NASA’s Consolidated Space Communications Program Turns 10

This photograph shows NASA’s newest Deep Space Network antenna, Deep Space Station 35 in Canberra, Australia. Image Credit: Canberra Deep Space Communication Complex

This photograph shows NASA’s newest Deep Space Network antenna, Deep Space Station 35 in Canberra, Australia. Image Credit: Canberra Deep Space Communication Complex

May 16, 2016 – The Space Communications and Navigation (SCaN) program was created on May 16, 2006 to serve as the program office for all of NASA’s space communications activities. SCaN manages and directs the ground-based facilities and services provided by the Deep Space Network (DSN), Near Earth Network (NEN), and Space Network (SN). Together, they provide communication and tracking services to hundreds of NASA and non-NASA missions.

Network Services is one of six divisions within SCaN. Network Services manages the operations of the three networks:

  • Deep Space Network (DSN)
  • The Deep Space Network supports NASA and non-NASA missions that explore the furthest points of our solar system. The DSN has three ground stations located approximately 120 degrees apart on Earth.
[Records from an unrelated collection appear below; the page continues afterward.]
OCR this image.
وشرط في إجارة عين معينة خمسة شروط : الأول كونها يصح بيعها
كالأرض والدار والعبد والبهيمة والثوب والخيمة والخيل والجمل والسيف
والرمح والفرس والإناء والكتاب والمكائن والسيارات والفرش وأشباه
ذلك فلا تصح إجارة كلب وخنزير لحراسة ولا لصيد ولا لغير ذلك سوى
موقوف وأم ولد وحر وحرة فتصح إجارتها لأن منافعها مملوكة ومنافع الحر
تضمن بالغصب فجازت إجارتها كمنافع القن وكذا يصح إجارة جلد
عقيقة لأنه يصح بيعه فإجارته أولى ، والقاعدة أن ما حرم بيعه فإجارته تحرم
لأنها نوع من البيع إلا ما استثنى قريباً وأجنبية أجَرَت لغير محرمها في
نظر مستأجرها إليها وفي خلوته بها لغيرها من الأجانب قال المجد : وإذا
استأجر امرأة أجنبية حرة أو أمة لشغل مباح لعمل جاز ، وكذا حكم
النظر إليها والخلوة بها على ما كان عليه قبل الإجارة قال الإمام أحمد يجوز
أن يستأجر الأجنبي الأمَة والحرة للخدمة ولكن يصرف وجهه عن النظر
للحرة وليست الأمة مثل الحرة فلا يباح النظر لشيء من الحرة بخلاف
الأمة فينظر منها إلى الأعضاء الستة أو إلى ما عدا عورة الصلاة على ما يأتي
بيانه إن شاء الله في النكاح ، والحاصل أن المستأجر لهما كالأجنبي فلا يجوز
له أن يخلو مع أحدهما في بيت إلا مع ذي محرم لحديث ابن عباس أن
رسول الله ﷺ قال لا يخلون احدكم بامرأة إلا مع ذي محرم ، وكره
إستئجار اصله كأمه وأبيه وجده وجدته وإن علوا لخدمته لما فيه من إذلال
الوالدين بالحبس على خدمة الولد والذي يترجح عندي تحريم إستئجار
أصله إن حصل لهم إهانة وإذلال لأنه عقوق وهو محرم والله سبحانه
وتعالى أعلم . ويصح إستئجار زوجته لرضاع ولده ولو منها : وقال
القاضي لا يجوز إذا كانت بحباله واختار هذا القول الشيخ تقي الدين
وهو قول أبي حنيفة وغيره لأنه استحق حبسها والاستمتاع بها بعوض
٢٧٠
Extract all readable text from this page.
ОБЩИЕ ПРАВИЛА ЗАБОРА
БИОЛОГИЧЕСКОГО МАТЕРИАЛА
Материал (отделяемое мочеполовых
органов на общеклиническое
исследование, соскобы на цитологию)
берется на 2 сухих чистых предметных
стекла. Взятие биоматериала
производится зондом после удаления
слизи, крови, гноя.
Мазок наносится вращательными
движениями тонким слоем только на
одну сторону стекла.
  • Near Earth Network (NEN)
  • The Near Earth Network provides telemetry, commanding, ground-based tracking, data and communications services. The NEN provides these services to customers with satellites in low Earth orbit, geosynchronous orbit, highly elliptical orbit, lunar orbit and missions with multiple frequency bands.

  • Space Network (SN)
  • The Space Network consists of a constellation of geosynchronous satellites named the Tracking and Data Relay Satellite and ground systems that schedule, command and control the relay system of satellites.

    NASA’s missions require extensive access to the radio frequency spectrum. Its use has evolved and grown over the decades to include a wide array of programs and applications. Virtually every endeavor by NASA requires assured access to the radio spectrum.

    SCaN’s major accomplishments over the past decade include the first optical communications link from the moon at 622 Mbps; three new Tracking and Data Relay Satellites; construction of an 11-meter Near Earth Network antenna in Alaska; and construction of the 34-meter Deep Space Network (DSN) antenna pictured above.

    In the future, SCaN will continue to develop leading-edge technologies and enhance communications capabilities, including communications for the Space Launch System and Orion spacecraft through an advanced tracking antenna under construction at NASA’s Kennedy Space Center.